According to Uptime, data center resiliency can be broken into four main types (the organization says these are more of a spectrum that discrete categories):
- Traditional single-site availability - One site with resilient facilities and IT
- Linked-site resilience - Two or more sites that are tightly connected
- Distributed site resilience - Two or more actives sites using shared networks (IBM does this, for example)
- Cloud-based resilience - Based on the use of distributed, virtualized applications, instances, or containers using middleware, orchestration, and distributed databases across multiple data centers
Speaking recently on the topic, Andy Lawrence, executive director of Uptime Institute Research, said the move towards advanced distributed resiliency could have major implications for the industry. “The choice of which system to use is based on business need,” he said. “However, cloud-based resiliency is probably the most effective but requires heavy IT investment, many sites, and a lot of bandwidth, so is only open for a handful of suppliers. Google is already quite advanced, and AWS and IBM are doing elements of this.”
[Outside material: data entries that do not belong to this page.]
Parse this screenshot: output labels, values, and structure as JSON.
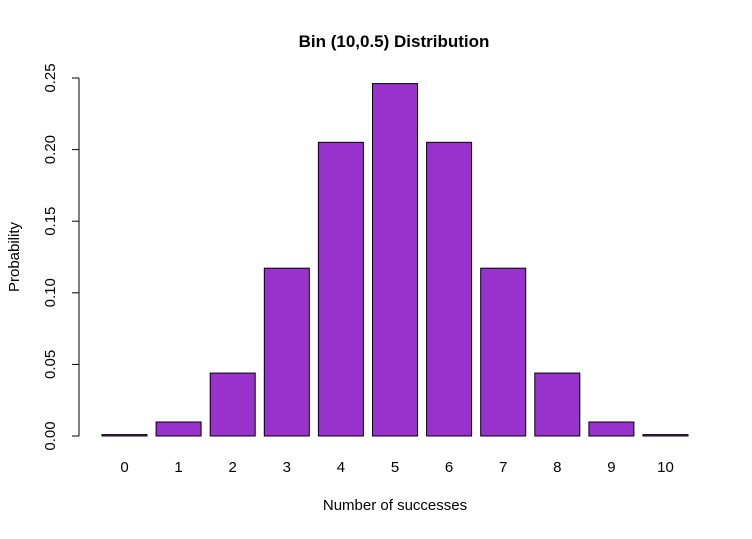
{
  "chart_data": {
    "type": "bar",
    "title": "Bin (10,0.5) Distribution",
    "xlabel": "Number of successes",
    "ylabel": "Probability",
    "categories": [
      "0",
      "1",
      "2",
      "3",
      "4",
      "5",
      "6",
      "7",
      "8",
      "9",
      "10"
    ],
    "values": [
      0.000977,
      0.009766,
      0.043945,
      0.117188,
      0.205078,
      0.246094,
      0.205078,
      0.117188,
      0.043945,
      0.009766,
      0.000977
    ],
    "yticks": [
      "0.00",
      "0.05",
      "0.10",
      "0.15",
      "0.20",
      "0.25"
    ],
    "ylim": [
      0,
      0.25
    ],
    "grid": false,
    "bar_color": "#9932CC"
  }
}
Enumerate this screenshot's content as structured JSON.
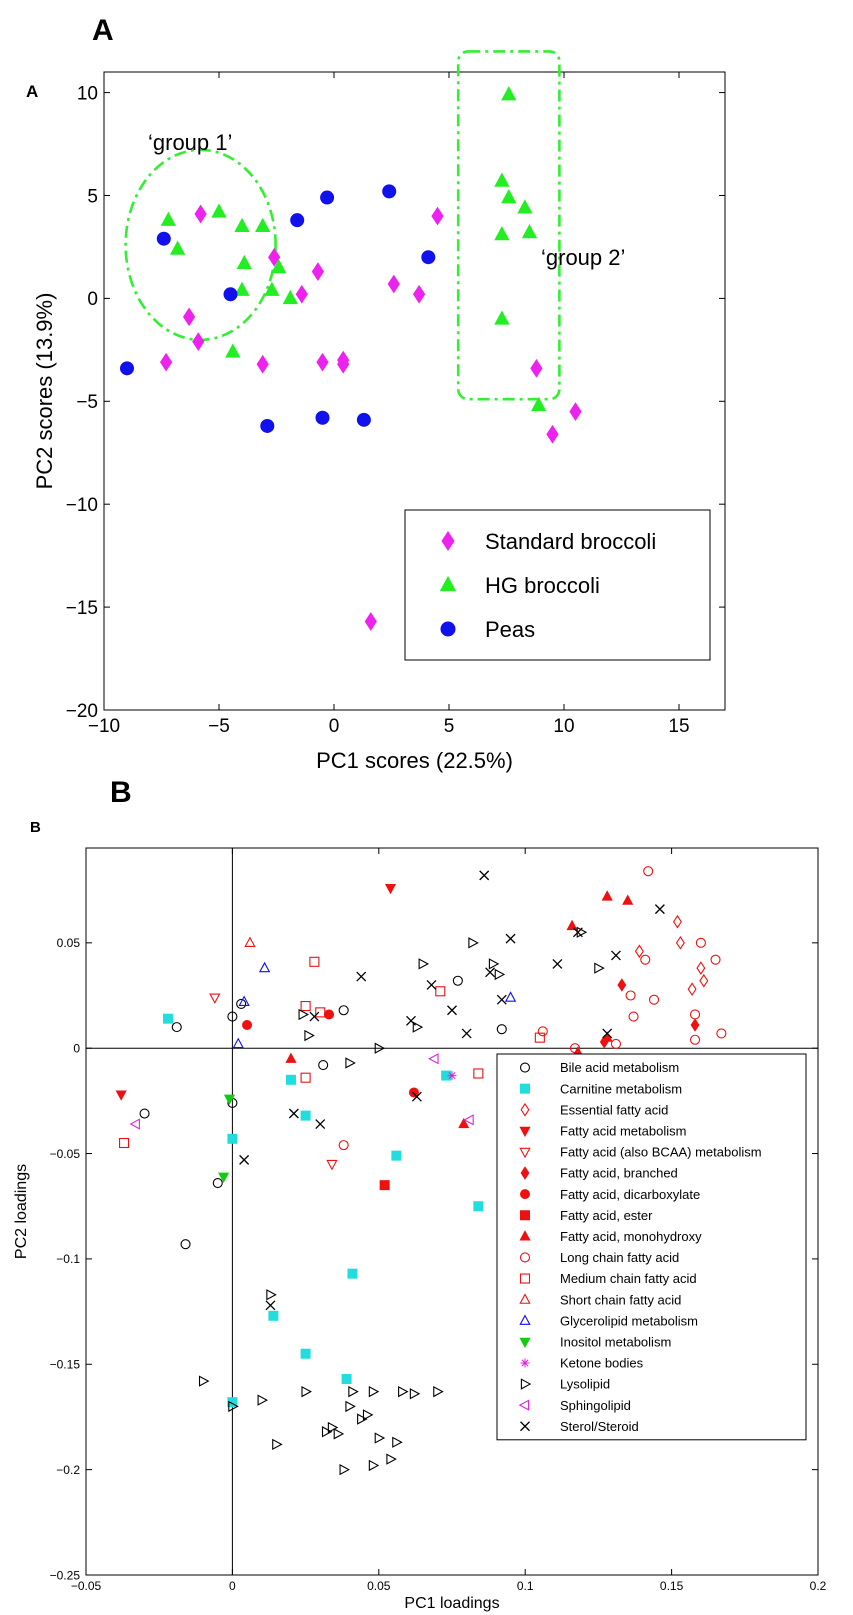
{
  "panel_a": {
    "big_letter": "A",
    "inner_letter": "A",
    "group1_label": "‘group 1’",
    "group2_label": "‘group 2’",
    "group_outline_color": "#33ee33"
  },
  "panel_b": {
    "big_letter": "B",
    "inner_letter": "B"
  },
  "chart_data": [
    {
      "type": "scatter",
      "xlabel": "PC1 scores (22.5%)",
      "ylabel": "PC2 scores (13.9%)",
      "xlim": [
        -10,
        17
      ],
      "ylim": [
        -20,
        11
      ],
      "xticks": [
        -10,
        -5,
        0,
        5,
        10,
        15
      ],
      "yticks": [
        -20,
        -15,
        -10,
        -5,
        0,
        5,
        10
      ],
      "grid": false,
      "legend": "bottom-right",
      "series": [
        {
          "name": "Standard broccoli",
          "marker": "diamond",
          "color": "#ee22ee",
          "points": [
            [
              -5.8,
              4.1
            ],
            [
              -2.6,
              2.0
            ],
            [
              -6.3,
              -0.9
            ],
            [
              -5.9,
              -2.1
            ],
            [
              -7.3,
              -3.1
            ],
            [
              -3.1,
              -3.2
            ],
            [
              -1.4,
              0.2
            ],
            [
              -0.7,
              1.3
            ],
            [
              -0.5,
              -3.1
            ],
            [
              0.4,
              -3.0
            ],
            [
              0.4,
              -3.2
            ],
            [
              2.6,
              0.7
            ],
            [
              3.7,
              0.2
            ],
            [
              4.5,
              4.0
            ],
            [
              8.8,
              -3.4
            ],
            [
              9.5,
              -6.6
            ],
            [
              10.5,
              -5.5
            ],
            [
              1.6,
              -15.7
            ]
          ]
        },
        {
          "name": "HG broccoli",
          "marker": "triangle-up",
          "color": "#22ee22",
          "points": [
            [
              -7.2,
              3.8
            ],
            [
              -6.8,
              2.4
            ],
            [
              -5.0,
              4.2
            ],
            [
              -4.0,
              3.5
            ],
            [
              -3.1,
              3.5
            ],
            [
              -3.9,
              1.7
            ],
            [
              -4.0,
              0.4
            ],
            [
              -2.7,
              0.4
            ],
            [
              -2.4,
              1.5
            ],
            [
              -1.9,
              0.0
            ],
            [
              -4.4,
              -2.6
            ],
            [
              7.6,
              9.9
            ],
            [
              7.3,
              5.7
            ],
            [
              7.6,
              4.9
            ],
            [
              8.3,
              4.4
            ],
            [
              7.3,
              3.1
            ],
            [
              8.5,
              3.2
            ],
            [
              7.3,
              -1.0
            ],
            [
              8.9,
              -5.2
            ]
          ]
        },
        {
          "name": "Peas",
          "marker": "circle",
          "color": "#1111ee",
          "points": [
            [
              -7.4,
              2.9
            ],
            [
              -4.5,
              0.2
            ],
            [
              -1.6,
              3.8
            ],
            [
              -0.3,
              4.9
            ],
            [
              2.4,
              5.2
            ],
            [
              4.1,
              2.0
            ],
            [
              -9.0,
              -3.4
            ],
            [
              -2.9,
              -6.2
            ],
            [
              -0.5,
              -5.8
            ],
            [
              1.3,
              -5.9
            ]
          ]
        }
      ]
    },
    {
      "type": "scatter",
      "xlabel": "PC1 loadings",
      "ylabel": "PC2 loadings",
      "xlim": [
        -0.05,
        0.2
      ],
      "ylim": [
        -0.25,
        0.095
      ],
      "xticks": [
        -0.05,
        0,
        0.05,
        0.1,
        0.15,
        0.2
      ],
      "xtick_labels": [
        "-0.05",
        "0",
        "0.05",
        "0.1",
        "0.15",
        "0.2"
      ],
      "yticks": [
        -0.25,
        -0.2,
        -0.15,
        -0.1,
        -0.05,
        0,
        0.05
      ],
      "ytick_labels": [
        "-0.25",
        "-0.2",
        "-0.15",
        "-0.1",
        "-0.05",
        "0",
        "0.05"
      ],
      "grid": false,
      "zero_lines": true,
      "legend": "bottom-right",
      "series": [
        {
          "name": "Bile acid metabolism",
          "marker": "circle-open",
          "color": "#000000",
          "points": [
            [
              -0.019,
              0.01
            ],
            [
              0.0,
              0.015
            ],
            [
              0.003,
              0.021
            ],
            [
              0.038,
              0.018
            ],
            [
              0.031,
              -0.008
            ],
            [
              -0.03,
              -0.031
            ],
            [
              0.0,
              -0.026
            ],
            [
              -0.005,
              -0.064
            ],
            [
              -0.016,
              -0.093
            ],
            [
              0.077,
              0.032
            ],
            [
              0.092,
              0.009
            ]
          ]
        },
        {
          "name": "Carnitine metabolism",
          "marker": "square",
          "color": "#22dddd",
          "points": [
            [
              -0.022,
              0.014
            ],
            [
              0.02,
              -0.015
            ],
            [
              0.025,
              -0.032
            ],
            [
              0.0,
              -0.043
            ],
            [
              0.056,
              -0.051
            ],
            [
              0.073,
              -0.013
            ],
            [
              0.084,
              -0.075
            ],
            [
              0.041,
              -0.107
            ],
            [
              0.014,
              -0.127
            ],
            [
              0.025,
              -0.145
            ],
            [
              0.039,
              -0.157
            ],
            [
              0.0,
              -0.168
            ]
          ]
        },
        {
          "name": "Essential fatty acid",
          "marker": "diamond-open",
          "color": "#ee1111",
          "points": [
            [
              0.139,
              0.046
            ],
            [
              0.152,
              0.06
            ],
            [
              0.153,
              0.05
            ],
            [
              0.157,
              0.028
            ],
            [
              0.16,
              0.038
            ],
            [
              0.161,
              0.032
            ]
          ]
        },
        {
          "name": "Fatty acid metabolism",
          "marker": "triangle-down",
          "color": "#ee1111",
          "points": [
            [
              -0.038,
              -0.022
            ],
            [
              0.054,
              0.076
            ]
          ]
        },
        {
          "name": "Fatty acid (also BCAA) metabolism",
          "marker": "triangle-down-open",
          "color": "#ee1111",
          "points": [
            [
              -0.006,
              0.024
            ],
            [
              0.034,
              -0.055
            ]
          ]
        },
        {
          "name": "Fatty acid, branched",
          "marker": "diamond",
          "color": "#ee1111",
          "points": [
            [
              0.133,
              0.03
            ],
            [
              0.127,
              0.003
            ],
            [
              0.158,
              0.011
            ]
          ]
        },
        {
          "name": "Fatty acid, dicarboxylate",
          "marker": "circle",
          "color": "#ee1111",
          "points": [
            [
              0.005,
              0.011
            ],
            [
              0.033,
              0.016
            ],
            [
              0.062,
              -0.021
            ],
            [
              0.1,
              -0.019
            ],
            [
              0.12,
              -0.019
            ],
            [
              0.122,
              -0.016
            ]
          ]
        },
        {
          "name": "Fatty acid, ester",
          "marker": "square",
          "color": "#ee1111",
          "points": [
            [
              0.052,
              -0.065
            ]
          ]
        },
        {
          "name": "Fatty acid, monohydroxy",
          "marker": "triangle-up",
          "color": "#ee1111",
          "points": [
            [
              0.02,
              -0.005
            ],
            [
              0.079,
              -0.036
            ],
            [
              0.116,
              0.058
            ],
            [
              0.128,
              0.072
            ],
            [
              0.135,
              0.07
            ],
            [
              0.118,
              -0.002
            ],
            [
              0.128,
              0.005
            ]
          ]
        },
        {
          "name": "Long chain fatty acid",
          "marker": "circle-open",
          "color": "#ee1111",
          "points": [
            [
              0.038,
              -0.046
            ],
            [
              0.106,
              0.008
            ],
            [
              0.112,
              -0.006
            ],
            [
              0.117,
              0.0
            ],
            [
              0.131,
              0.002
            ],
            [
              0.137,
              0.015
            ],
            [
              0.141,
              0.042
            ],
            [
              0.136,
              0.025
            ],
            [
              0.142,
              0.084
            ],
            [
              0.144,
              0.023
            ],
            [
              0.149,
              -0.006
            ],
            [
              0.158,
              0.004
            ],
            [
              0.158,
              0.016
            ],
            [
              0.16,
              0.05
            ],
            [
              0.165,
              0.042
            ],
            [
              0.167,
              0.007
            ]
          ]
        },
        {
          "name": "Medium chain fatty acid",
          "marker": "square-open",
          "color": "#ee1111",
          "points": [
            [
              -0.037,
              -0.045
            ],
            [
              0.025,
              0.02
            ],
            [
              0.028,
              0.041
            ],
            [
              0.03,
              0.017
            ],
            [
              0.025,
              -0.014
            ],
            [
              0.084,
              -0.012
            ],
            [
              0.071,
              0.027
            ],
            [
              0.105,
              0.005
            ]
          ]
        },
        {
          "name": "Short chain fatty acid",
          "marker": "triangle-up-open",
          "color": "#ee1111",
          "points": [
            [
              0.006,
              0.05
            ]
          ]
        },
        {
          "name": "Glycerolipid metabolism",
          "marker": "triangle-up-open",
          "color": "#1111ee",
          "points": [
            [
              0.011,
              0.038
            ],
            [
              0.004,
              0.022
            ],
            [
              0.002,
              0.002
            ],
            [
              0.095,
              0.024
            ]
          ]
        },
        {
          "name": "Inositol metabolism",
          "marker": "triangle-down",
          "color": "#11cc11",
          "points": [
            [
              -0.001,
              -0.024
            ],
            [
              -0.003,
              -0.061
            ]
          ]
        },
        {
          "name": "Ketone bodies",
          "marker": "asterisk",
          "color": "#dd22dd",
          "points": [
            [
              0.075,
              -0.013
            ]
          ]
        },
        {
          "name": "Lysolipid",
          "marker": "triangle-right-open",
          "color": "#000000",
          "points": [
            [
              0.024,
              0.016
            ],
            [
              0.026,
              0.006
            ],
            [
              0.04,
              -0.007
            ],
            [
              0.05,
              0.0
            ],
            [
              0.063,
              0.01
            ],
            [
              0.065,
              0.04
            ],
            [
              0.082,
              0.05
            ],
            [
              0.089,
              0.04
            ],
            [
              0.091,
              0.035
            ],
            [
              0.119,
              0.055
            ],
            [
              0.125,
              0.038
            ],
            [
              0.013,
              -0.117
            ],
            [
              -0.01,
              -0.158
            ],
            [
              0.0,
              -0.17
            ],
            [
              0.01,
              -0.167
            ],
            [
              0.015,
              -0.188
            ],
            [
              0.025,
              -0.163
            ],
            [
              0.032,
              -0.182
            ],
            [
              0.034,
              -0.18
            ],
            [
              0.036,
              -0.183
            ],
            [
              0.038,
              -0.2
            ],
            [
              0.04,
              -0.17
            ],
            [
              0.041,
              -0.163
            ],
            [
              0.044,
              -0.176
            ],
            [
              0.046,
              -0.174
            ],
            [
              0.048,
              -0.198
            ],
            [
              0.048,
              -0.163
            ],
            [
              0.05,
              -0.185
            ],
            [
              0.054,
              -0.195
            ],
            [
              0.056,
              -0.187
            ],
            [
              0.058,
              -0.163
            ],
            [
              0.062,
              -0.164
            ],
            [
              0.07,
              -0.163
            ]
          ]
        },
        {
          "name": "Sphingolipid",
          "marker": "triangle-left-open",
          "color": "#dd22dd",
          "points": [
            [
              -0.033,
              -0.036
            ],
            [
              0.069,
              -0.005
            ],
            [
              0.081,
              -0.034
            ]
          ]
        },
        {
          "name": "Sterol/Steroid",
          "marker": "x",
          "color": "#000000",
          "points": [
            [
              0.086,
              0.082
            ],
            [
              0.044,
              0.034
            ],
            [
              0.061,
              0.013
            ],
            [
              0.068,
              0.03
            ],
            [
              0.075,
              0.018
            ],
            [
              0.08,
              0.007
            ],
            [
              0.092,
              0.023
            ],
            [
              0.095,
              0.052
            ],
            [
              0.088,
              0.036
            ],
            [
              0.111,
              0.04
            ],
            [
              0.118,
              0.055
            ],
            [
              0.131,
              0.044
            ],
            [
              0.146,
              0.066
            ],
            [
              0.128,
              0.007
            ],
            [
              0.028,
              0.015
            ],
            [
              0.021,
              -0.031
            ],
            [
              0.03,
              -0.036
            ],
            [
              0.004,
              -0.053
            ],
            [
              0.013,
              -0.122
            ],
            [
              0.063,
              -0.023
            ]
          ]
        }
      ]
    }
  ]
}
Advanced cloud-level resiliency probably won’t be economical for enterprises for perhaps another five to ten years, unless a specific organization in question already has a highly evolved hybrid data center strategy, according to Uptime. The specific costs and benefits of distributed resiliency are directly related to the type of facility and the business it serves. “It’s a bit like asking how much 5MW of data center capacity costs – it depends on what kind of data center you want to build,” said Lawrence. “You may be able to reduce some of your physical infrastructure, but you will be paying for it in terms of redundant IT, software engineering, and staff.”
Some forms of advanced distributed resiliency do have a compelling return on investment, or ROI, compared with traditional designs, but operators still usually build Tier III sites or equivalent; efficiencies are achieved through not having to spend on disaster recovery and by utilizing all available data center capacity. But in certain circumstances – perhaps in edge facilities for example – there could be more opportunities for some capital cost savings and to build data centers that use less physical redundancy. “There will be situations at the edge, where it makes more sense to use software-based resiliency. Facebook is known for doing this with less physical resiliency, but I see it more at the edge than the core,” said Lawrence.
In the short term at least, it doesn’t seem likely that many enterprise or colocation operators will be able to use advanced distributed resiliency to eliminate generators and UPSs or drop a Tier level. However, as more workloads migrate to the cloud and edge data centers, inevitably, a greater proportion of IT work will be executed in sites that can take advantage of some of these emerging and disruptive technologies.